The moral minimum is to acknowledge this massacre. One may defend it, argue that it is a necessary evil; more than a few rejoice in it and yearn for another massacre, but not to acknowledge its existence is a despicable lie.

One can be outraged by October 7 and, at the same time, by what Israel has done since then. This is the appropriate reaction. Israel fears that the designation of its actions in the Gaza Strip as a massacre could dull the intensity of the horror of October 7 and cause it to be forgotten.
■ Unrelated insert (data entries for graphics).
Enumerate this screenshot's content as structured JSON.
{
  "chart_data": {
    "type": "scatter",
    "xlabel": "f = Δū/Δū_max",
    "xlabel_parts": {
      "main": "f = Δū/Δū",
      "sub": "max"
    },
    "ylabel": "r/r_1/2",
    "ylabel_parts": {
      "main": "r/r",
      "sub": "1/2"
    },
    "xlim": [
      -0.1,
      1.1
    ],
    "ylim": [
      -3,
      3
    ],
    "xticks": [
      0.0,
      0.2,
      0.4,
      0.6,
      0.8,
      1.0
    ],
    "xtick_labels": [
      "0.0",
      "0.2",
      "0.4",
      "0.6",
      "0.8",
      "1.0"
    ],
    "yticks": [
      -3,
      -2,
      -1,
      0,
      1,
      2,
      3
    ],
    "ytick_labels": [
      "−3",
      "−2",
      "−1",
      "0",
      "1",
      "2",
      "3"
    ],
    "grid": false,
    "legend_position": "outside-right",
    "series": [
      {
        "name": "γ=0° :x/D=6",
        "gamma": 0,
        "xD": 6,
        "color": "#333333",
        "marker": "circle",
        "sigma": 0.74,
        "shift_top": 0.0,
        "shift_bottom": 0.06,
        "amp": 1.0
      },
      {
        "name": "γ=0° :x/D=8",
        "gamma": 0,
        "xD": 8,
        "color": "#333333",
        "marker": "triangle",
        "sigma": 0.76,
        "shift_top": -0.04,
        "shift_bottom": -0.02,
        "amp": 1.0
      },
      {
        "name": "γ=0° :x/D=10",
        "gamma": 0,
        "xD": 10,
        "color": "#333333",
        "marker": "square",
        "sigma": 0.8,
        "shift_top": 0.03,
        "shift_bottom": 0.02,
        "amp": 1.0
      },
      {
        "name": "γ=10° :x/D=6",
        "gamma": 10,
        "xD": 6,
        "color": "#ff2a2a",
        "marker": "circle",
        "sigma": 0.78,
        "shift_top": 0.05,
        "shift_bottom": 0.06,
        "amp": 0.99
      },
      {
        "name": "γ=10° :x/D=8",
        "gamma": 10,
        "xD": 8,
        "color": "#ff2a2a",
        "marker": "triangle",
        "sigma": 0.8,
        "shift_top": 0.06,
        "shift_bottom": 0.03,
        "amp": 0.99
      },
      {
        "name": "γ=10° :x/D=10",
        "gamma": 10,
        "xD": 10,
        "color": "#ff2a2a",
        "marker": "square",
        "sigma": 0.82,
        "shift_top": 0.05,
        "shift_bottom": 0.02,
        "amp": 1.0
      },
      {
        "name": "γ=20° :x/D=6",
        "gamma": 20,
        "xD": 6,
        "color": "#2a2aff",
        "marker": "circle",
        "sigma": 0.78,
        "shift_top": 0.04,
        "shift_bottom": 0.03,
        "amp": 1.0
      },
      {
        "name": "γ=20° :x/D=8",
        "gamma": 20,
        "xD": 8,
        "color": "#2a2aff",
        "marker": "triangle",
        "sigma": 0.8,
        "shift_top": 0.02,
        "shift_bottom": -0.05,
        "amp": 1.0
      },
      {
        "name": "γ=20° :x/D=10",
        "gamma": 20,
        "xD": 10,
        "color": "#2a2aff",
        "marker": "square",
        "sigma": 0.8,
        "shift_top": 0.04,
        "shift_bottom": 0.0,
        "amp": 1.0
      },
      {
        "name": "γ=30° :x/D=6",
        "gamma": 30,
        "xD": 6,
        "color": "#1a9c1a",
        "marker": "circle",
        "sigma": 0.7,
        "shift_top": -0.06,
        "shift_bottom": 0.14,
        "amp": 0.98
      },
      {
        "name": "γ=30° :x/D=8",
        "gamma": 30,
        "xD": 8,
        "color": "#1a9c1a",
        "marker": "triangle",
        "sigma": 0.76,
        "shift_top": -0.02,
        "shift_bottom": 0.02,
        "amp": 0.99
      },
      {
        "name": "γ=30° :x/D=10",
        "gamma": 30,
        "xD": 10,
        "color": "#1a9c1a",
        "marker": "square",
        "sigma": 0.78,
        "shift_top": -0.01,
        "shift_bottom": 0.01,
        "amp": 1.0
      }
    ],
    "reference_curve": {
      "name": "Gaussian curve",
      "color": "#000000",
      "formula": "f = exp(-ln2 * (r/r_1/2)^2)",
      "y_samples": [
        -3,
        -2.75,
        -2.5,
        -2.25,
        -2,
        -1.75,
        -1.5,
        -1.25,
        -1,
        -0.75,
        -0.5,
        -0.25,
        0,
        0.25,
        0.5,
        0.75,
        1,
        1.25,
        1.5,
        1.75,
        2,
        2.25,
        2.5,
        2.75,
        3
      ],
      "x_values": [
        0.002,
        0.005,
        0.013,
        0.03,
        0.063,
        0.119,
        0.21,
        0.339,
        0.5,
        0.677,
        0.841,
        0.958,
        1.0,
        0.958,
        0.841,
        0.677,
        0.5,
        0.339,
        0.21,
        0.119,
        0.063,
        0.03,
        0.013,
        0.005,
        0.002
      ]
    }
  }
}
A member of Ibrahim Abu Alya's family sits with a child on the balcony of her house heavily damaged by Israeli bombardment, in the town of Bani Suheila near Khan Yunis in the southern Gaza Strip on Wednesday.

A member of Ibrahim Abu Alya's family sits with a child on the balcony of her house heavily damaged by Israeli bombardment, in the town of Bani Suheila near Khan Yunis in the southern Gaza Strip on Wednesday.Credit: AFP

In fact, this is exactly what happened outside of Israel. As a result of the second massacre, which is much greater in scope and no less brutal than the first – if cruelty can be compared to cruelty – the memory of the first massacre has dimmed to the point of being forgotten. 

It's not antisemitism, it's the scale. It's the endless, wholesale bloodshed by a powerful state that launched a punitive campaign against a helpless population, from which the perpetrators of its massacre came. But one massacre does not make another one right. When will we ever learn?

It is very difficult to talk outside of Israel today about October 7, about those who were killed, and even about the hostages. After around 40,000 people have been killed in Gaza, almost 8,000 of them children, and thousands of Palestinians have been taken prisoners in Israel, it is very difficult to arouse sympathy. With its actions, Israel erased the sympathy it had enjoyed in the first days after October 7. It isn't hard to understand.

One need only observe from the outside, beyond the saccharine, propagandist mantle of the Israeli media during the lowest, most disgraceful period in its history: Gaza destroyed, its inhabitants destitute and Israel continues to slaughter them without mercy. In July 2024, when they say "massacre," that is what they're referring to.